Rich Alexis

No. 40, 33, 24, 32
- Position:: Running back

Personal information
- Born:: May 6, 1981 (age 43) Boynton Beach, Florida, U.S.
- Height:: 6 ft 0 in (1.83 m)
- Weight:: 225 lb (102 kg)

Career information
- High school:: Boca Raton (FL) Pope John Paul II
- College:: Washington
- Undrafted:: 2004

Career history
- Jacksonville Jaguars (2004–2006); St. Louis Rams (2006–2007); New York Sentinels (2009)*;
- * Offseason and/or practice squad member only

Career NFL statistics
- Rushing attempts:: 3
- Rushing yards:: 5
- Return yards:: 31
- Stats at Pro Football Reference

= Rich Alexis =

American football player (born 1981)

Richard Alexis (born May 6, 1981) is an American former professional football player who was a running back in the National Football League (NFL).

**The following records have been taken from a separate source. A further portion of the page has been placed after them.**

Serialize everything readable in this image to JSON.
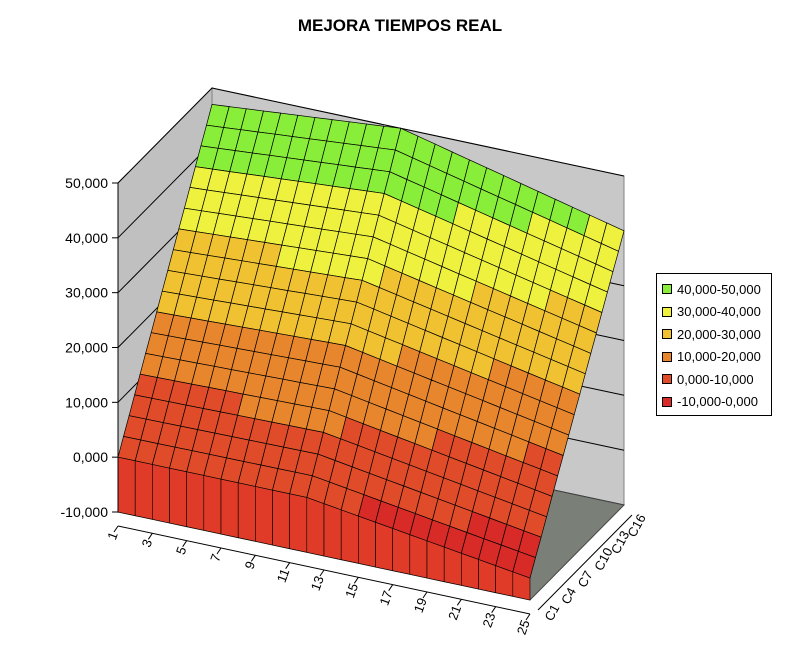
{
  "chart_data": {
    "type": "surface",
    "title": "MEJORA TIEMPOS REAL",
    "zlim": [
      -10000,
      50000
    ],
    "z_ticks": [
      "-10,000",
      "0,000",
      "10,000",
      "20,000",
      "30,000",
      "40,000",
      "50,000"
    ],
    "x_ticks": [
      "1",
      "3",
      "5",
      "7",
      "9",
      "11",
      "13",
      "15",
      "17",
      "19",
      "21",
      "23",
      "25"
    ],
    "y_ticks": [
      "C1",
      "C4",
      "C7",
      "C10",
      "C13",
      "C16"
    ],
    "legend": [
      {
        "label": "40,000-50,000",
        "color": "#88ee3a"
      },
      {
        "label": "30,000-40,000",
        "color": "#eef23e"
      },
      {
        "label": "20,000-30,000",
        "color": "#f0c232"
      },
      {
        "label": "10,000-20,000",
        "color": "#e8862e"
      },
      {
        "label": "0,000-10,000",
        "color": "#e04c2a"
      },
      {
        "label": "-10,000-0,000",
        "color": "#d82a26"
      }
    ],
    "surface_corners": {
      "x1_C1": 0,
      "x1_C18": 47000,
      "x12_C18": 50000,
      "x25_C18": 40000,
      "x25_C1": -6000
    }
  }
}
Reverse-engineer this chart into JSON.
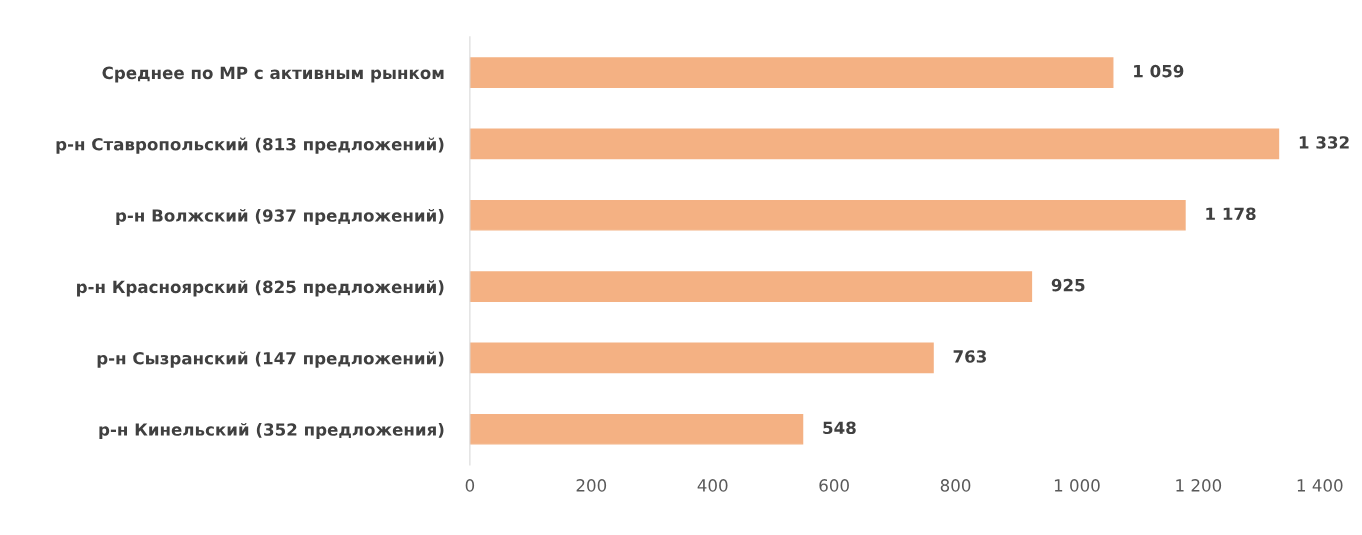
{
  "chart_data": {
    "type": "bar",
    "orientation": "horizontal",
    "categories": [
      "Среднее по МР с активным рынком",
      "р-н Ставропольский (813 предложений)",
      "р-н Волжский (937 предложений)",
      "р-н Красноярский (825 предложений)",
      "р-н Сызранский (147 предложений)",
      "р-н Кинельский (352 предложения)"
    ],
    "values": [
      1059,
      1332,
      1178,
      925,
      763,
      548
    ],
    "value_labels": [
      "1 059",
      "1 332",
      "1 178",
      "925",
      "763",
      "548"
    ],
    "color": "#f4b183",
    "xlim": [
      0,
      1400
    ],
    "xticks": [
      0,
      200,
      400,
      600,
      800,
      {
        "value": 1000,
        "label": "1 000"
      },
      {
        "value": 1200,
        "label": "1 200"
      },
      {
        "value": 1400,
        "label": "1 400"
      }
    ],
    "grid": false
  }
}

He played college football for the Washington Huskies and was signed by the Jacksonville Jaguars as an undrafted free agent in 2004.

Alexis was also a member of the St. Louis Rams and New York Sentinels.

Alexis has been the RB coach at West Boca Raton High School since 2022. He is coaching his two nephews, Mason and Javian Mallory, who are on the team.

Alexis’ son Jaden Alexis is a WR for South Florida.